# brown patches on java fern...



## sumer (Jul 19, 2010)

i have wrinkled, narrow leaf, and needle leaf java fern...

but some old leaves and many new leaves are having brown patches on them...
those patches are propagating slowly...
which deficiency is this....
please tell me which deficiency is this n how to cure it....


----------



## Seattle_Aquarist (Mar 7, 2008)

Hi sumer,

What fertilizers are you currently dosing, how much, how often? Are you sure that it is the leaf material that is turning brown and there isn't a brown layer on to leaf surface which could be diatoms?


----------



## Aquaticz (May 22, 2009)

I've a case of diatoms. What to do? I read it could be to much macronutrients. I dose the typical EI for a 55 gallon tank. Suggestions to get the diatoms under control?


----------



## Seattle_Aquarist (Mar 7, 2008)

Hi Aquaticz,

I have had diatoms, unsightly but not really a problem. I did not find the level of nutrients to be a cause, but I have read silicon may have some bearing on emergence and growth.

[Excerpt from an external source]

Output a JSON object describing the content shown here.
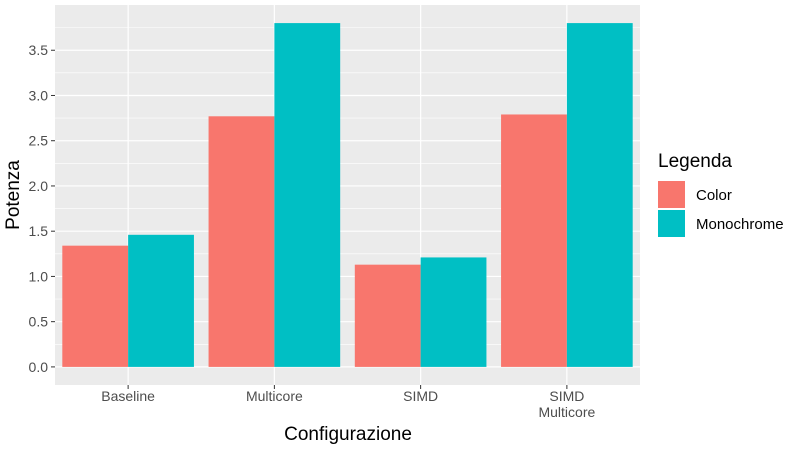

Whenever I have a problem to start I clean the glass and increase my water changes to 2X week to reduce any silicon level in the water column. I wash my filter thoroughly and wipe it all down with H2O2 (hydrogen peroxide) to kill any lingering organisms.

Lastly I bring in my favorite secret weapon - Otocinclus. 1 or 2 per 10 gallons should bring the outbreak under control and clean up your plants.

Let us know how you progress!


----------



## Aquaticz (May 22, 2009)

Seattle_Aquarist said:


> Hi Aquaticz,
> 
> I have had diatoms, unsightly but not really a problem. I did not find the level of nutrients to be a cause, but I have read silicon may have some bearing on emergence and growth.
> 
> ...


Thanks Seattle.
Think it could be oil dri related?
I have an unusual opportunity. Yesterday I killed off all but a betta.... fiddled with CO2. So given the timing and the fact that my subsrate is about one month old. I expect to add more pre rinsed oil dri, fertilize it with osomcot and start a new scape. I am going to try a steep scape woth a mound and some driftwood and see if I can't get a great scape going.

I will definetly do the [email protected]@ and ive that secreet weapon a shot....maybe 8-10 
Thanks


----------



## Seattle_Aquarist (Mar 7, 2008)

Hi Richard,

It could be Oil-Dri related. I use Soilmaster Select/Turface Pro League and have the problem from time to time (usually if an Oto dies). However, I also would get it when I used a natural gravel.


----------